The most important part here is to get an nvshmem_ptr
pointing to the symmetric d_A
allocation of your top and bottom neighbor.
real * restrict d_Atop = (real *)nvshmem_ptr(d_A, top);
real * restrict d_Abottom = (real *)nvshmem_ptr(d_A, bottom);
When updating A
from Anew make sure to also update A
on your top and bottom neighbor if you are at the boundary:
#pragma acc parallel loop present(A, Anew) deviceptr(d_Atop, d_Abottom) async
for (int iy = iy_start; iy < iy_end; iy++) {
for (int ix = ix_start; ix < ix_end; ix++) {
A[iy * nx + ix] = Anew[iy * nx + ix];
if(iy == iy_start){// this also needs to go to the lower halo region of my upper neighbor
d_Atop[iy_end_top * nx + ix] = Anew[iy * nx + ix];
}
if(iy == iy_end -1){// this also needs to go to the upper halo region of my bottom neighbor
d_Abottom[(iy_start_bottom - 1) * nx + ix] = Anew[iy * nx + ix];
}
}
}
We can then remove the explicit nvhsmem_put
calls on completely. But remember to still keep the barrier.

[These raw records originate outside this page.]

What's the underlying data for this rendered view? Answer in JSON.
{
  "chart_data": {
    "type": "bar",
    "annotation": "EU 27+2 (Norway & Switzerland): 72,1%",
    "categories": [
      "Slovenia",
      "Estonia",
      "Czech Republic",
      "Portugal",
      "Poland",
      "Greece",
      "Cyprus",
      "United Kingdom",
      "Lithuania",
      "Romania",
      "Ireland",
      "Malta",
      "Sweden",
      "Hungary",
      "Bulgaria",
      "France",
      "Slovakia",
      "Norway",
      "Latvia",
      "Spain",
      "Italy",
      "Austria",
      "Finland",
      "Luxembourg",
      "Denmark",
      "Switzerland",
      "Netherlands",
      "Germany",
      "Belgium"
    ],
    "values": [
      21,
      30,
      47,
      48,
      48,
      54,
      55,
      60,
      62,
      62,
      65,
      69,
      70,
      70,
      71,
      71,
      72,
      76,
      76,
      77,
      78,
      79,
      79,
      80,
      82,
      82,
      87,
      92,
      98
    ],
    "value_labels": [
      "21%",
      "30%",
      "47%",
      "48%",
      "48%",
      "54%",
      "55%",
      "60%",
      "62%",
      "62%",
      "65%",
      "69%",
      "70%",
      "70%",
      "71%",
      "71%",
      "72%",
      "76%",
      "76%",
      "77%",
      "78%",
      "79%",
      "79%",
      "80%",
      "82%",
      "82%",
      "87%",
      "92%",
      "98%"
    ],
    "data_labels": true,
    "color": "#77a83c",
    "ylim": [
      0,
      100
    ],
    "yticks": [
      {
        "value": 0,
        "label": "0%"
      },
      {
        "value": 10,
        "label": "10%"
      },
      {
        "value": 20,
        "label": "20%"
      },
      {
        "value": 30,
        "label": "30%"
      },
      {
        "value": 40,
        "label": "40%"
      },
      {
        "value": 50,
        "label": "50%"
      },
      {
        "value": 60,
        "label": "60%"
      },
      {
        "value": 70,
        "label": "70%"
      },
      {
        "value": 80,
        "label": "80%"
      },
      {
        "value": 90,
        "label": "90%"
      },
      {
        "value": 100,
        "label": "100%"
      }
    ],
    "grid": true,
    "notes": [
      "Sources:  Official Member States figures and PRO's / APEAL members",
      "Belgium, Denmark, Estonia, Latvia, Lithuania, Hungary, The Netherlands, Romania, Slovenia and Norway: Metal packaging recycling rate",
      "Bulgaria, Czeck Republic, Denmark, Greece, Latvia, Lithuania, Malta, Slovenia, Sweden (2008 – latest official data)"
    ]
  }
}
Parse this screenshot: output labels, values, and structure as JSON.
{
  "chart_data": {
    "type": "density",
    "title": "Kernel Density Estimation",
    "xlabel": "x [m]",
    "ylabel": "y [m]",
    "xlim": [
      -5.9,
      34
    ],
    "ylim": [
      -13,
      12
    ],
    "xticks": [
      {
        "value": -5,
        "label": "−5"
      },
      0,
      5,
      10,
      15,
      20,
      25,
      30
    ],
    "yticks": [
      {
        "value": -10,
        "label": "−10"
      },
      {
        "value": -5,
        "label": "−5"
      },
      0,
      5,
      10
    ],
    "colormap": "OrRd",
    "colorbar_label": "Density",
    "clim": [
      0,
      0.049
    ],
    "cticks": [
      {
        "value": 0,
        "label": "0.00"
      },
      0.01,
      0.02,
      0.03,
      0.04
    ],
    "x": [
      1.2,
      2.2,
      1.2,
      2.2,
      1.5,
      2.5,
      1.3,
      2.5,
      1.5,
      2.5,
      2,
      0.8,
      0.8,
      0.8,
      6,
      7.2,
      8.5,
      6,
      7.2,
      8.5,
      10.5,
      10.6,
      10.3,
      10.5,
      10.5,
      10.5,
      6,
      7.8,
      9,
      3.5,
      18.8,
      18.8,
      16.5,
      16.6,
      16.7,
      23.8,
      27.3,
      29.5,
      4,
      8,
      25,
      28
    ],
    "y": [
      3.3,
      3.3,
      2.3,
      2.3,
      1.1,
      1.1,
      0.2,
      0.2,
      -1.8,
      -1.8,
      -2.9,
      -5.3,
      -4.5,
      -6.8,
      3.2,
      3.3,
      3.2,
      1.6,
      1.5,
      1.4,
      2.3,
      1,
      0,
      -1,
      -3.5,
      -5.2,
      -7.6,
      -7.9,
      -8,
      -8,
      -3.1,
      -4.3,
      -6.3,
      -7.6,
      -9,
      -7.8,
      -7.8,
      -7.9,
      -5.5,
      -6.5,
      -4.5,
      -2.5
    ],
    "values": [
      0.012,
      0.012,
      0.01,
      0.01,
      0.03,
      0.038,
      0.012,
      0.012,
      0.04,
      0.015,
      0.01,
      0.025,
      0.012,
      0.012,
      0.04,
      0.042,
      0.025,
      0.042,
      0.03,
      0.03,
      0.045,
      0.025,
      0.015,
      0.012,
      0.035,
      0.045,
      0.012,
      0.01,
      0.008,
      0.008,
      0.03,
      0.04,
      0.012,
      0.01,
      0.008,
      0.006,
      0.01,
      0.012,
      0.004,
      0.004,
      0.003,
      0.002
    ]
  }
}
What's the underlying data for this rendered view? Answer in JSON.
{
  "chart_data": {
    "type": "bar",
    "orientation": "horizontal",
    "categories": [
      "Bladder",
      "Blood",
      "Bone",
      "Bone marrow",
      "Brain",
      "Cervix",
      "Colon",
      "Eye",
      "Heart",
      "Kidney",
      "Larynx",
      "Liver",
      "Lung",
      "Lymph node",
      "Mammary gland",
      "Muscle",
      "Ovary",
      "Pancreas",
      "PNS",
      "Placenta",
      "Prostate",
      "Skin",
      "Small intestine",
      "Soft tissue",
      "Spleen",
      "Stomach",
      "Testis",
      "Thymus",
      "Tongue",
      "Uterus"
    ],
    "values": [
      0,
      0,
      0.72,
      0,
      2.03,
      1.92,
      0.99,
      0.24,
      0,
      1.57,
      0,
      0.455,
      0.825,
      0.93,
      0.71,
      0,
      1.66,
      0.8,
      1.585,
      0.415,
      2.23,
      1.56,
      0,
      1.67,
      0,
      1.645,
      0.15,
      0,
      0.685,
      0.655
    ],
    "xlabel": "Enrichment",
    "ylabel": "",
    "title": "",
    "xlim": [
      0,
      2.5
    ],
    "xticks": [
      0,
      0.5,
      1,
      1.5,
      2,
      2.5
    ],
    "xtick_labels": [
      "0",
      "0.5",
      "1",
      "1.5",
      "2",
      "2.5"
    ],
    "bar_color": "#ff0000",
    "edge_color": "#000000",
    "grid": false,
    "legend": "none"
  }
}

nvshmemx_barrier_all_on_stream((cudaStream_t)acc_get_cuda_stream(acc_get_default_async()));
`
You can compile, run and profile the solution with the next cells. You can profile the code by executing the next cell. After the profiling completed download the tarball containing the profiles (pgprof.Task6.solution.poisson2d.tar.gz
) with the File Browser.
Then you can import them into pgprof / nvvp using the Import option in the File menu. Remember to use the Multiple processes option in the assistant.
%cd $basedir/task6
checkdir('task6')
!make poisson2d.solution
checkdir('task6')
!NP=2 make run.solution
checkdir('task6')
!NP=2 make profile.solution
You can do a simple scaling run for up to all 6 GPUs in the node by executing the next cell.
checkdir('task6')
!NP=1 make run.solution | grep speedup > scale.out
!NP=2 make run.solution | grep speedup >> scale.out
!NP=4 make run.solution | grep speedup >> scale.out
!NP=6 make run.solution | grep speedup >> scale.out
data_frameS5 = pandas.read_csv('scale.out', delim_whitespace=True, header=None)
!rm scale.out
data_frameS5b=data_frameS5.iloc[:,[5,7,10,12]].copy()
data_frameS5b.rename(columns={5:'GPUs', 7: 'time [s]', 10:'speedup', 12:'efficiency'})
The missing of device copies can be seen in the profiler, e.g. as shown below. There are only kernels running mostly back-to-back, only interrupted by the global reduction.